VMs booting with outdated system time after suspension - best practices?

I’ve observed that when my Fly.io virtual machines resume after being suspended, they initially boot with the system clock set to the time when they were suspended, not the current time. The system clock eventually self-corrects after handling a few requests, but initial requests still receive the incorrect time.

Questions:

  • Is this expected behavior for suspended VMs on Fly.io?
  • What’s the recommended approach to ensure accurate time immediately after VM resume post-suspend?
  • Are there any built-in mechanisms I should be using to handle this situation?

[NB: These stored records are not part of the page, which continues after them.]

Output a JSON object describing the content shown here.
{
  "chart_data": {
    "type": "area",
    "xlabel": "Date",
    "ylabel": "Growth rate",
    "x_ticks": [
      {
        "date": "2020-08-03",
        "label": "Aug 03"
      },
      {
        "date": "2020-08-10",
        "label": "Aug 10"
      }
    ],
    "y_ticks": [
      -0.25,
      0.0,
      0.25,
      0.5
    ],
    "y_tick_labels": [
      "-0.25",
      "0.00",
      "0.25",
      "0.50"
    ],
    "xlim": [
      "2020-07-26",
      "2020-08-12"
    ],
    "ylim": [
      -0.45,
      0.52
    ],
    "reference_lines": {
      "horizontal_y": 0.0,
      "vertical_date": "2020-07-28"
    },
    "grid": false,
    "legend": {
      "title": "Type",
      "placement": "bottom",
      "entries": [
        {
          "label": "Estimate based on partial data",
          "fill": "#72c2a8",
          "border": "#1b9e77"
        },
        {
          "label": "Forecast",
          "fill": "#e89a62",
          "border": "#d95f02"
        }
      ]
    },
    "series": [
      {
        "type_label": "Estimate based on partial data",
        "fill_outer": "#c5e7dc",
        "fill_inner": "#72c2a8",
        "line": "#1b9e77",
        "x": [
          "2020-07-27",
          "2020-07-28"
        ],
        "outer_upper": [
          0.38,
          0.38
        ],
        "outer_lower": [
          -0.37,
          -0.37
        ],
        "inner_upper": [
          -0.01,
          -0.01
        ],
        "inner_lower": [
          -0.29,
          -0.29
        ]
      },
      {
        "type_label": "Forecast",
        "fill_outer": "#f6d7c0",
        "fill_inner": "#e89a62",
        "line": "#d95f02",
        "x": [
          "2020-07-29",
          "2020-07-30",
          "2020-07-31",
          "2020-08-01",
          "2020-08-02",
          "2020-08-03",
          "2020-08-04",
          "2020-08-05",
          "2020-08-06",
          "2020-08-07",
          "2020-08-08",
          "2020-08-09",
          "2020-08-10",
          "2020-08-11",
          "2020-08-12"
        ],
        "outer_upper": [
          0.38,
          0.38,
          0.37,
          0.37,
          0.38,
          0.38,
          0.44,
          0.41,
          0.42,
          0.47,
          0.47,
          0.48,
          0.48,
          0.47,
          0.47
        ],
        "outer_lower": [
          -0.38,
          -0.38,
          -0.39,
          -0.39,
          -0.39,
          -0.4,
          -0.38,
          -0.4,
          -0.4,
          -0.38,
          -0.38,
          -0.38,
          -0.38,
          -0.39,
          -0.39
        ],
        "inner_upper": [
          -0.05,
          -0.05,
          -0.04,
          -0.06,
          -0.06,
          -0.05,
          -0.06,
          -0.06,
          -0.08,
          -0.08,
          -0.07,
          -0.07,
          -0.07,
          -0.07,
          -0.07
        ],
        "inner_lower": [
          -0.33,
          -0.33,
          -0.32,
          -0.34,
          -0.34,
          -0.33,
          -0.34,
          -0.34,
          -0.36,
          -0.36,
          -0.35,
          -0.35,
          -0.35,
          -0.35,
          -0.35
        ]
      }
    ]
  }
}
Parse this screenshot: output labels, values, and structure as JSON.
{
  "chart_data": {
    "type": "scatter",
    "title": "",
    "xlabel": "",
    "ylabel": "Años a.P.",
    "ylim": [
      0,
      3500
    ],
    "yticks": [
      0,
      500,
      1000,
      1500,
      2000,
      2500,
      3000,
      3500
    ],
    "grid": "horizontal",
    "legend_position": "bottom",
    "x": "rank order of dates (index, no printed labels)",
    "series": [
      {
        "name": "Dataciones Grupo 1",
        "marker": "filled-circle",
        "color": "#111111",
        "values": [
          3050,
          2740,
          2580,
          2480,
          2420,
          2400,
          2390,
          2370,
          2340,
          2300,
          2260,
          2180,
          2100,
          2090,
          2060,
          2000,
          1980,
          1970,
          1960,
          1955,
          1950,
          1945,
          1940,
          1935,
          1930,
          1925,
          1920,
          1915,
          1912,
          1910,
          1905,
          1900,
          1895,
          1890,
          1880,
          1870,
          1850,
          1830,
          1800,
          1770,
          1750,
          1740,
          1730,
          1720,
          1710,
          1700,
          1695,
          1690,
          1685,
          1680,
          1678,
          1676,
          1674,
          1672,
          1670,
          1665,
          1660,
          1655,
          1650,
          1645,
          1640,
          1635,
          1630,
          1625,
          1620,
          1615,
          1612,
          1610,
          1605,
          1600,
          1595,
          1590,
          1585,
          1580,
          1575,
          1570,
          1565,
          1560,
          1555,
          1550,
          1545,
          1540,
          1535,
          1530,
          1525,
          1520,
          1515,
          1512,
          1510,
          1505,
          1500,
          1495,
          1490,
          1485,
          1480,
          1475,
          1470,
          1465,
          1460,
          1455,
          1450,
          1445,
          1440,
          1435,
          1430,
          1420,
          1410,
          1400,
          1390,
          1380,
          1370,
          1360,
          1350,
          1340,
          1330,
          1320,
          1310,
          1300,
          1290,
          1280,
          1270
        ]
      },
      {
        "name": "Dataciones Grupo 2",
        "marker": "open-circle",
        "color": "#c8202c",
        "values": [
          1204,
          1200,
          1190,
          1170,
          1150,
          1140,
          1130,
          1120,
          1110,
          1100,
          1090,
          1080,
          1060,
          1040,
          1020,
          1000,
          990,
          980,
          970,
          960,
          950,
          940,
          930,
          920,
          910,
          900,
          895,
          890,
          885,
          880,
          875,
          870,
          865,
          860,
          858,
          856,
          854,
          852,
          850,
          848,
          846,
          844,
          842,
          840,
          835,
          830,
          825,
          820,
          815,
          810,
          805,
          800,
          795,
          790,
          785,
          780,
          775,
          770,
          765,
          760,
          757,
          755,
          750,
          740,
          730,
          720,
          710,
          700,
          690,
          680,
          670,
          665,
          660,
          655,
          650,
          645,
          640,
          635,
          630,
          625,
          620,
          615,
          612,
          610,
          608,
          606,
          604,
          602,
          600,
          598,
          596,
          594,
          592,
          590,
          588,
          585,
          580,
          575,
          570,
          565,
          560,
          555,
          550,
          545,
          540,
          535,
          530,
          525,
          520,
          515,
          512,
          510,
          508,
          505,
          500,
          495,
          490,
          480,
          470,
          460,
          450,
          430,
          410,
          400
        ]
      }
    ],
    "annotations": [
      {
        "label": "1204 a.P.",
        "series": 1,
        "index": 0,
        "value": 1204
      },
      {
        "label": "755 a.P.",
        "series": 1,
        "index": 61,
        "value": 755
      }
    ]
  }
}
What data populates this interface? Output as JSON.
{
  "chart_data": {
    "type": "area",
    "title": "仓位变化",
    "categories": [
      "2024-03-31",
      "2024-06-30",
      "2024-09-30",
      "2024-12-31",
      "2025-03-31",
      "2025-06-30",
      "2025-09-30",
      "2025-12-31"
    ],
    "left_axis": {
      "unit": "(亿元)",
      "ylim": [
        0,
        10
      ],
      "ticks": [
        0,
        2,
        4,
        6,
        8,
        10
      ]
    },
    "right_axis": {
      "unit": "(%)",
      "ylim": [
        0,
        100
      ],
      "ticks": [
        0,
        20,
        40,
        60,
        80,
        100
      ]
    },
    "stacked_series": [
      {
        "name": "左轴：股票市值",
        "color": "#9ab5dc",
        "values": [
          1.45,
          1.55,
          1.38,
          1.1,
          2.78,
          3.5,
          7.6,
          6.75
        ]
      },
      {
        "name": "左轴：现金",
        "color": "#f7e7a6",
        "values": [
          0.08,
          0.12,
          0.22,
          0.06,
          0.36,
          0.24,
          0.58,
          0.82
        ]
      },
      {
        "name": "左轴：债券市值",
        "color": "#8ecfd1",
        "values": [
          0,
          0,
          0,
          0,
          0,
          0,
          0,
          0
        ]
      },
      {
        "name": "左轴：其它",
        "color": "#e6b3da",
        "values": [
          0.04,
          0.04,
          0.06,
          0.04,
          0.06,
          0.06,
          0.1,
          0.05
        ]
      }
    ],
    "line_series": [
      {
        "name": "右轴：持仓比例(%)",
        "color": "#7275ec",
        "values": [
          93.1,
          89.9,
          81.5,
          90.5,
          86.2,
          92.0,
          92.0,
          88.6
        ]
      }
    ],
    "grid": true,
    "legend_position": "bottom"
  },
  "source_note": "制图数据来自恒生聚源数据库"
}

Has anyone else encountered and solved this issue?
Any recommendations would be greatly appreciated!

2 Likes

:eyes: Subscribed.

We observed the same and had to switch back to "stop" because the clock skew caused crypto signature failures for all requests serviced before the system clock resynced.

1 Like

Anyone have any recommendations?
We are running a django app on focal.

We were thinking of telling our machine to listen to a the suspend signal in fly and trigger a clock update before allowing handling requests. Though we’re not sure what that signal would be.

It looks like docker sends a SIGCONT signal when restarting after pause, see:

https://www.kernel.org/doc/Documentation/cgroup-v1/freezer-subsystem.txt

Is there some equivalent in firecracker(?) that someone could point to?

1 Like

This topic was automatically closed 7 days after the last reply. New replies are no longer allowed.